Methodology & Data Sources

Accuracy Commitment

PlainIngredients reproduces FDA, EU, and state regulatory data exactly as published by the respective authorities. Safety scores are derived algorithmically from regulatory status — not from editorial opinion. When an ingredient's regulatory status changes (such as when the FDA revokes a food additive authorization or a state enacts a new ban), PlainIngredients updates the affected records. Ingredients with insufficient data to assign a definitive safety score are clearly marked rather than estimated.

Data Sources

  • FDA SAFFA (Substances Added to Food): The U.S. Food and Drug Administration's comprehensive inventory of substances added to food, formerly known as EAFUS. Includes GRAS substances, approved food additives, color additives, and prior-sanctioned substances. Cross-checked against CDC guidance and PubMed (NIH) indexed safety studies.
  • EU Food Additives Regulations — (EC) No 1333/2008: The European Union's approved list of food additives, which differs from the US list in some important ways. Ingredients permitted in the US but banned in the EU are flagged.
  • State Legislation: Food safety bills and enacted laws from state legislatures, particularly California (Food Safety Act), New York, and other states that have moved to ban specific additives.
  • Peer-Reviewed Scientific Literature: Studies published in peer-reviewed journals on the safety, carcinogenicity, or health effects of specific food additives, particularly those with GRAS status under review.

Safety Score Scale

Each ingredient receives a safety score from 1 to 5:

  • Score 1 — Banned/Avoid: FDA-prohibited ingredients, or ingredients with strong evidence of serious harm
  • Score 2 — Caution: FDA-approved but banned in the EU, subject to active state bans, or with significant peer-reviewed safety concerns
  • Score 3 — Mixed Evidence: Some published studies raise concerns but evidence is inconclusive or limited to high-dose animal studies
  • Score 4 — Low Risk: Generally considered safe with minimal documented concerns; few or no studies indicating harm at normal consumption levels
  • Score 5 — Generally Safe: FDA GRAS designation with strong safety record and no significant adverse findings in the scientific literature

Score Assignment Process

  1. Determine FDA regulatory status from SAFFA: GRAS, Approved Additive, Prior-Sanctioned, or Prohibited
  2. Check EU status under EC 1333/2008: permitted, restricted, or banned
  3. Check for active US state bans or pending legislation
  4. Review relevant peer-reviewed literature for safety signals
  5. Assign score using the 1–5 scale; where data sources conflict, err toward caution

Limitations

  • Safety scores reflect regulatory status and published research as of the data review date; new studies may change assessments
  • GRAS status means safe at normal consumption levels in food — it does not mean zero risk at all doses
  • Individual sensitivity, allergies, and health conditions are not accounted for in scores
  • This data does not constitute medical or dietary advice

Update Cadence & Corrections

Regulatory records change continuously: the FDA revises SAFFA entries, the EU amends Annex II of Regulation (EC) No 1333/2008, and state legislatures pass new food-safety statutes throughout the year. We re-ingest each upstream source on a rolling schedule and re-derive affected safety scores whenever a substance's status changes — for example, when an additive moves from permitted to prohibited, or when a state ban takes effect. Because upstream agencies publish on their own timelines, a very recent regulatory action may not yet be reflected here; the date shown on each record indicates when that entry was last reviewed against its source.

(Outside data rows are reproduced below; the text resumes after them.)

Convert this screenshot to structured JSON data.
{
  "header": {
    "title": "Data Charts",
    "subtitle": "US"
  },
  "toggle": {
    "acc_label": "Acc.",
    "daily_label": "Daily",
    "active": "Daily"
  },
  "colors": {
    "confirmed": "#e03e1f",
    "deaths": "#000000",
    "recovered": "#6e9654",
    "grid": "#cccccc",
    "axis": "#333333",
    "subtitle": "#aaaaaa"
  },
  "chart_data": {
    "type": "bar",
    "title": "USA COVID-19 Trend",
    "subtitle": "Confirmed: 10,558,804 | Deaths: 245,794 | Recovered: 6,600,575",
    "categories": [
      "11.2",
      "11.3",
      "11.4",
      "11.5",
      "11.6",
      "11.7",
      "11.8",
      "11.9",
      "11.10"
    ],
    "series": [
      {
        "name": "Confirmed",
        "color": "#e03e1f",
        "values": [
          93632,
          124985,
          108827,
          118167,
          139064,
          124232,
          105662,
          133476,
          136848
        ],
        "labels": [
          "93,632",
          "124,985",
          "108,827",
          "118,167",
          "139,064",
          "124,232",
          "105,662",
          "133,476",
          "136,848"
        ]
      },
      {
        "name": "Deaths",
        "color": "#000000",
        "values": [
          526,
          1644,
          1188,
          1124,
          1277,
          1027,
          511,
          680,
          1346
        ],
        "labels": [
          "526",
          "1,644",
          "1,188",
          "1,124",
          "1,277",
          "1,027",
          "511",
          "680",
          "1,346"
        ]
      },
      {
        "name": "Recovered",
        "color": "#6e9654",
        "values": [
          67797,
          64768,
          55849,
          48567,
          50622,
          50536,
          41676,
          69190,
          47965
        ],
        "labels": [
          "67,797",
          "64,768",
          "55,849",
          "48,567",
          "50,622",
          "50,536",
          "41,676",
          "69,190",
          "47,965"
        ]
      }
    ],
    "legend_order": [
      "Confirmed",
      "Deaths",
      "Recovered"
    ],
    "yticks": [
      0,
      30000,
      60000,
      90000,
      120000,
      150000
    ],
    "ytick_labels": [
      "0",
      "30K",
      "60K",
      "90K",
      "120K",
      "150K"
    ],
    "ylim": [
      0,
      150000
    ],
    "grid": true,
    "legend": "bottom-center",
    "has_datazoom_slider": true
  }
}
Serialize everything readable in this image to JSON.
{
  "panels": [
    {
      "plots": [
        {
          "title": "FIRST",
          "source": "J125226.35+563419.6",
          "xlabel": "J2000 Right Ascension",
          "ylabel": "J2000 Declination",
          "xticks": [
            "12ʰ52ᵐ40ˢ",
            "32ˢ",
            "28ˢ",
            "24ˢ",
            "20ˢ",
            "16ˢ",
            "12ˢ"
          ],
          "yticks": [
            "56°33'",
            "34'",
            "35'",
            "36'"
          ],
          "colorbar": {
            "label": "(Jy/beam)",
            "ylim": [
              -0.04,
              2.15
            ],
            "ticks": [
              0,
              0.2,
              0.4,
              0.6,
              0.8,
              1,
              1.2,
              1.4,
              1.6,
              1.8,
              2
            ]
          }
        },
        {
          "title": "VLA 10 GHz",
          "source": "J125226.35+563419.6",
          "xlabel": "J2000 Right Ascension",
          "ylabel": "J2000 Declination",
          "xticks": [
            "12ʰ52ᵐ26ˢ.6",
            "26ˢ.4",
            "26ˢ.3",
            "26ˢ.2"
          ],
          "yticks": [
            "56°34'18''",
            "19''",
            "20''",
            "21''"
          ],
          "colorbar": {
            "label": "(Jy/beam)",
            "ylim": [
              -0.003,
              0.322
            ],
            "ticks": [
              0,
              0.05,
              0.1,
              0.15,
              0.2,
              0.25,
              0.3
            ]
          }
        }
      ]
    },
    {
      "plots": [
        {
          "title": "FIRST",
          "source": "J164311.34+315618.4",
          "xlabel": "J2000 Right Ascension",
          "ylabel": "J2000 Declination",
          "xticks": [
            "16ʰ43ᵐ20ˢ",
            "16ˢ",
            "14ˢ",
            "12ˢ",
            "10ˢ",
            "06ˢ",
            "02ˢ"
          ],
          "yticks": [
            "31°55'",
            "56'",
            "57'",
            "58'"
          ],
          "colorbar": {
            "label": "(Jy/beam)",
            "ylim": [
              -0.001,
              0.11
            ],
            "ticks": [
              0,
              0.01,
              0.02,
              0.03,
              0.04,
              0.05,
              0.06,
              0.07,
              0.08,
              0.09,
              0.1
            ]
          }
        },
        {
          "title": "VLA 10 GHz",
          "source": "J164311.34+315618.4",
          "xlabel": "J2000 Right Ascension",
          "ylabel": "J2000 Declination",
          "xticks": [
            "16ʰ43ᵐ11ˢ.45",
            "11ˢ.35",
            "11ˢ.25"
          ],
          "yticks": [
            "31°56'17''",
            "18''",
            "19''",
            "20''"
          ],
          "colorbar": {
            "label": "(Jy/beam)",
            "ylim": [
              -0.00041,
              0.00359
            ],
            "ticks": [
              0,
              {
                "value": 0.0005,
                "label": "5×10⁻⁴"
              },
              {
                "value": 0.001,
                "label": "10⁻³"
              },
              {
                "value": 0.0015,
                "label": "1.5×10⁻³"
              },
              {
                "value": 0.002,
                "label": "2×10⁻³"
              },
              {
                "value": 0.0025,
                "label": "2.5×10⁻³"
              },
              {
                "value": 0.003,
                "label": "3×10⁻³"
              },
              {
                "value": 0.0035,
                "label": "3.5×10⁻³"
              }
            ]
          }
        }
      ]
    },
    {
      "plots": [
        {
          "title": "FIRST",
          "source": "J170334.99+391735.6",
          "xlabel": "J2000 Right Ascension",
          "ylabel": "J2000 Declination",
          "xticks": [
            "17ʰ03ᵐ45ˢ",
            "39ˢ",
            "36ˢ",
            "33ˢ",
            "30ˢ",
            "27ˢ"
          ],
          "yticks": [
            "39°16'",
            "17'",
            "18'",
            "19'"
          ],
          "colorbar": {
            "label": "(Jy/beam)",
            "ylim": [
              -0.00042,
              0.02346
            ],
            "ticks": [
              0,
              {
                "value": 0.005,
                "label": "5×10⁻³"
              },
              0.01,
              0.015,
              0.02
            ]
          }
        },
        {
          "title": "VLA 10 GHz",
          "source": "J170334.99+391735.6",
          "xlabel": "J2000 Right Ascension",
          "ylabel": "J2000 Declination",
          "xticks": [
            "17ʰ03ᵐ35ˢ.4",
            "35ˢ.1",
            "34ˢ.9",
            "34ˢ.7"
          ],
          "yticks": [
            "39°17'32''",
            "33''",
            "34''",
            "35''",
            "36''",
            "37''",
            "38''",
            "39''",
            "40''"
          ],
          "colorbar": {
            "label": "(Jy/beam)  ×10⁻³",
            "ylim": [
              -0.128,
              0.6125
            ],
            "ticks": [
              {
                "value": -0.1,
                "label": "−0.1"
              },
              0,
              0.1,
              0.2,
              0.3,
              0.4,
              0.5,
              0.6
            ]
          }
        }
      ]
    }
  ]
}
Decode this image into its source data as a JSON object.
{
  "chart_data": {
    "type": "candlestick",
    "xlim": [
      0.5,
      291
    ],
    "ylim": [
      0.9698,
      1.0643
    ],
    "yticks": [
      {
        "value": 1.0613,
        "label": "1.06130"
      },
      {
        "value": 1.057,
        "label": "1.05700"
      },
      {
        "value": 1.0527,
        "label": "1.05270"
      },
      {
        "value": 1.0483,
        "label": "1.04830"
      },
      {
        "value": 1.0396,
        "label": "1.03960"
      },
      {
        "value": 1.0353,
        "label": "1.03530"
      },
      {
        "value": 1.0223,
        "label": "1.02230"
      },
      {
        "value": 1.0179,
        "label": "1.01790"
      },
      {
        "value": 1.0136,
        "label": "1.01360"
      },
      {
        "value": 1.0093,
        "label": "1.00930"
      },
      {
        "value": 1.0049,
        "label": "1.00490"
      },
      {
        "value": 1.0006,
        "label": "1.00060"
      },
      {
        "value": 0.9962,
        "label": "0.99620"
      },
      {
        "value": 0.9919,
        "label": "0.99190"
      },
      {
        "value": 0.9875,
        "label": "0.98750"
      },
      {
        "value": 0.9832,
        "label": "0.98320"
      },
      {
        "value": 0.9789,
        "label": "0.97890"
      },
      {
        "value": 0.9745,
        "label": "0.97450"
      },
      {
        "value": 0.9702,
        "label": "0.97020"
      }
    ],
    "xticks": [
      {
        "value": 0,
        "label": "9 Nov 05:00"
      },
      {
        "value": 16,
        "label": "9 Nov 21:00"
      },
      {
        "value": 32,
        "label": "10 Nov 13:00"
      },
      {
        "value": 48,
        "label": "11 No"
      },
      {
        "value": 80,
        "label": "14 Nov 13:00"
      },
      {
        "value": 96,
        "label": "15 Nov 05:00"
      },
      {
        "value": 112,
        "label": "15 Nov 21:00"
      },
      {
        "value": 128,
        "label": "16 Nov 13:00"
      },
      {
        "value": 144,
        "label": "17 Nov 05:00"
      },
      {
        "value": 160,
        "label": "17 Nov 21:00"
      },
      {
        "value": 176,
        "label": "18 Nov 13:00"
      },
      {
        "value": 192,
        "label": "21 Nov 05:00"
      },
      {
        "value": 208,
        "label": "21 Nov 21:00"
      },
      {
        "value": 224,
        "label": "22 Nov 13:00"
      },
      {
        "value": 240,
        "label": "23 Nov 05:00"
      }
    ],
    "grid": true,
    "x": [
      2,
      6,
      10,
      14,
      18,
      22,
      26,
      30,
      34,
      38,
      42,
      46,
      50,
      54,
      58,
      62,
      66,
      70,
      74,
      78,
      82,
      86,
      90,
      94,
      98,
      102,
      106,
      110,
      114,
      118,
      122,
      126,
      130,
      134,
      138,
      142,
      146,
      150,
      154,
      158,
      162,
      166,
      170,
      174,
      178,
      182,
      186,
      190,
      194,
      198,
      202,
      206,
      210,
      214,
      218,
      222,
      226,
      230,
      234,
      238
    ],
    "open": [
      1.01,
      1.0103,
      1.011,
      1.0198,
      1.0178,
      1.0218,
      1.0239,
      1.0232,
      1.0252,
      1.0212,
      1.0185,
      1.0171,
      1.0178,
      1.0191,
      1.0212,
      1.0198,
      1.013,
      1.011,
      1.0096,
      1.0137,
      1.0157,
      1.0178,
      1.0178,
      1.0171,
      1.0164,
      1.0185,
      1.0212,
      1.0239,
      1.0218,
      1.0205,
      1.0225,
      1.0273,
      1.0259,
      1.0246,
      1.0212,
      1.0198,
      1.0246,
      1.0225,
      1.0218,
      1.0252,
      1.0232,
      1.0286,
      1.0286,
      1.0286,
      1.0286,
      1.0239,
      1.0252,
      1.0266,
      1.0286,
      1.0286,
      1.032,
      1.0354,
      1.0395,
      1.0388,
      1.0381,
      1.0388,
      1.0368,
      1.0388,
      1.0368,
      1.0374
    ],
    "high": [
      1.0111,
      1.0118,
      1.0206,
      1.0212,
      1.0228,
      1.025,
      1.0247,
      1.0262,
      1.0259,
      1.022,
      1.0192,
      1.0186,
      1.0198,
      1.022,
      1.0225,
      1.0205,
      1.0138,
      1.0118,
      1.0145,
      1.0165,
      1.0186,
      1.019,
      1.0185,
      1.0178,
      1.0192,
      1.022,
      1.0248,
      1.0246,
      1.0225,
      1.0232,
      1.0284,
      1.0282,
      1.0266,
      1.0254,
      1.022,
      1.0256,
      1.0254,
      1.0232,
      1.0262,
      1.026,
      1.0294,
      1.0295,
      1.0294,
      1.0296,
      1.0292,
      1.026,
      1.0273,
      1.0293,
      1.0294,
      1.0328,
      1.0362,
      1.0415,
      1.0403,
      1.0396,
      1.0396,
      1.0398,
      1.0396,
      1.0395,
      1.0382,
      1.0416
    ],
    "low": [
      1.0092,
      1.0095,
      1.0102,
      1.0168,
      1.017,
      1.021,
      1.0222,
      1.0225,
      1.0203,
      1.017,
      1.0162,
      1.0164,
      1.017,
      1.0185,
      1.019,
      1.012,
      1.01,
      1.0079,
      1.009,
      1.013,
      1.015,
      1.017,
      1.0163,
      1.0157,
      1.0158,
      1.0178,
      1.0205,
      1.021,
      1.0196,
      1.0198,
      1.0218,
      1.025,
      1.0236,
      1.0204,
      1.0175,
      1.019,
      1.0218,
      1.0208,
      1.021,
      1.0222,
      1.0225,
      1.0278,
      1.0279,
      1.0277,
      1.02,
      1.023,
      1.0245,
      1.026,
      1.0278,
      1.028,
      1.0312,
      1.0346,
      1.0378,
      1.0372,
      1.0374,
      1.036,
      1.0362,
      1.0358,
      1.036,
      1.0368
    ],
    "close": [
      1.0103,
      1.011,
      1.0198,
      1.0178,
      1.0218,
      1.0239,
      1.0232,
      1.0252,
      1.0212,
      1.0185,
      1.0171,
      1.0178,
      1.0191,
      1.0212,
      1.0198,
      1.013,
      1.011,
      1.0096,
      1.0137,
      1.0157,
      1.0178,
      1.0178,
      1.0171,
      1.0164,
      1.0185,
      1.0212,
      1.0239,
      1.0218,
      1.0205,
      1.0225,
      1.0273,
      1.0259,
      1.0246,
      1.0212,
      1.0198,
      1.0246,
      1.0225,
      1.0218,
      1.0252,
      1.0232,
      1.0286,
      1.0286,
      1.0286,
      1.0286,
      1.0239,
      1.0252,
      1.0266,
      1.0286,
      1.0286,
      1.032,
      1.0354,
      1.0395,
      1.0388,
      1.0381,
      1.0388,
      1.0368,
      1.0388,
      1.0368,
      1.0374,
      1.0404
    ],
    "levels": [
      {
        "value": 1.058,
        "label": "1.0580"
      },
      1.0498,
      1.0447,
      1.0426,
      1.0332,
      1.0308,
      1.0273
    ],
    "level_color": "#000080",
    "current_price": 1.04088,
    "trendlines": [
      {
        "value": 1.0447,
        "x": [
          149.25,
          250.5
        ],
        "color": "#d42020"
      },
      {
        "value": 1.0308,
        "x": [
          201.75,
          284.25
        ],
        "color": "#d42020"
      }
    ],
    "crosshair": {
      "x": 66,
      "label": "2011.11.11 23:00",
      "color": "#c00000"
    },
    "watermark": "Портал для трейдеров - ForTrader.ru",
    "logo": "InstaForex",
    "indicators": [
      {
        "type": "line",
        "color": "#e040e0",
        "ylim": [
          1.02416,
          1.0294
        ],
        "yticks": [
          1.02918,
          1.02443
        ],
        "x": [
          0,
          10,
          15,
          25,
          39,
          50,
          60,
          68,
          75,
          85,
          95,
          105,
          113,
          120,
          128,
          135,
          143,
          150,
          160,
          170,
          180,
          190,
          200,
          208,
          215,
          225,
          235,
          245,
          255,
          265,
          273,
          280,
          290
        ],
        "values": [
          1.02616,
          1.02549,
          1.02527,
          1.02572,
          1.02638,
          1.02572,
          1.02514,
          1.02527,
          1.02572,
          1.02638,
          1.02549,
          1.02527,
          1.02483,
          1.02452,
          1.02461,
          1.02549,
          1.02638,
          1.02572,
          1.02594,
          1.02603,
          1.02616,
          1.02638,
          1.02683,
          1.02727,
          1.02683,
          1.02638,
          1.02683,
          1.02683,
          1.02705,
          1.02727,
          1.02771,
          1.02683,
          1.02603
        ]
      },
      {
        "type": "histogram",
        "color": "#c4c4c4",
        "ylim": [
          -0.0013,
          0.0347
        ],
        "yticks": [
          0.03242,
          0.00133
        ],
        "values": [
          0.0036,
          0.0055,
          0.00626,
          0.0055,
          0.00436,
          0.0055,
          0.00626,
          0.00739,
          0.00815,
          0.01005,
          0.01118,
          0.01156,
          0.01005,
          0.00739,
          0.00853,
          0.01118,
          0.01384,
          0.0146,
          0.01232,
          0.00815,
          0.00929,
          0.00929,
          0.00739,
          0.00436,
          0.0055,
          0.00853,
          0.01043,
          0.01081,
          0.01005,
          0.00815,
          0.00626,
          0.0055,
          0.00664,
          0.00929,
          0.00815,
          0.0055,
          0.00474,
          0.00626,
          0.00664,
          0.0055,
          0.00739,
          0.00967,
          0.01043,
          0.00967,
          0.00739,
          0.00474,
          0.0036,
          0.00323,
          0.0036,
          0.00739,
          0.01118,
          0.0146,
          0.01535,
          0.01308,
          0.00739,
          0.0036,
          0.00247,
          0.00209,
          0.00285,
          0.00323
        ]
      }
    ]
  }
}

When sources disagree — a substance permitted in the US but restricted in the EU, or flagged in peer-reviewed literature while still holding GRAS status — we surface the conflict rather than hide it, and the derived score errs toward caution. If you identify a discrepancy between our data and the official source, report it through our contact page with the agency reference, and we will verify the record against the primary source and correct it.